Cheri Beasley is the first African-American woman in the North Carolina Supreme Court’s 200-year history to serve as Chief Justice. She has been on the state’s highest Court since 2012 and was named Chief Justice in March of 2019.
Justice Beasley also served four years as an Associate Judge on the North Carolina Court of Appeals, and was a District Court Judge for a decade in the 12th Judicial District in Cumberland County. Before beginning her judicial career in 1999, Beasley was a public defender in Cumberland County.
Cheri Beasley believes passionately in having an independent judicial branch that administers justice fairly and she also knows the courts can play an important role in helping people better their lives. That’s why she is working to engage schools, law enforcement, faith leaders, and other stakeholders in discussions about important community issues. And by implementing online services and increasing the number of specialty courts, she’s also working to make the judicial system more accessible to all North Carolinians.

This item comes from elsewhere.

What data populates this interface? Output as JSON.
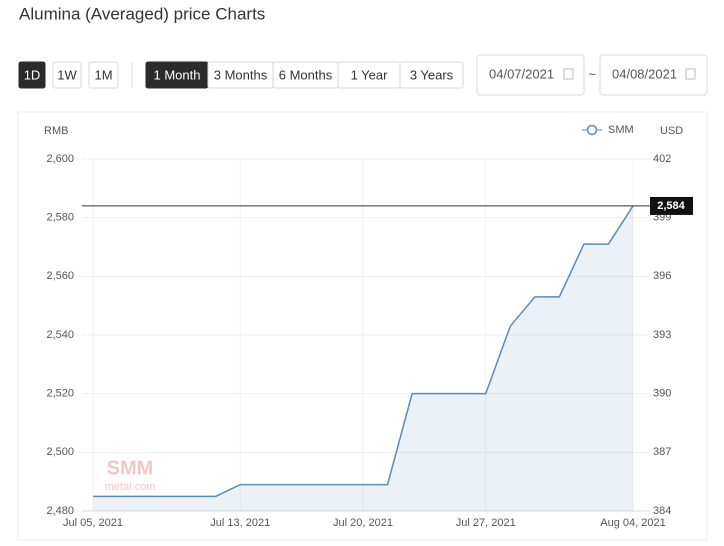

Cheri Beasley’s commitment to fair and accessible courts extends beyond the halls of justice. She has mentored countless students and judges, lectures at area law schools, and travels nationwide and abroad to promote the rule of law, the administration of justice, the importance of an independent judiciary, and fair judicial selection.
A graduate of The University of Tennessee College of Law and Douglass College of Rutgers University, Chief Justice Beasley earned a Master of Laws (L.L.M.) in Judicial Studies from Duke University School of Law. She has held several leadership roles in the American Bar Association and the North Carolina Bar Association, and has received a number of awards for her leadership and public service.
Cheri Beasley and her husband, Curtis Owens, are the proud parents of twin sons, Thomas and Matthew, who are college students. They are members of First Baptist Church in Raleigh.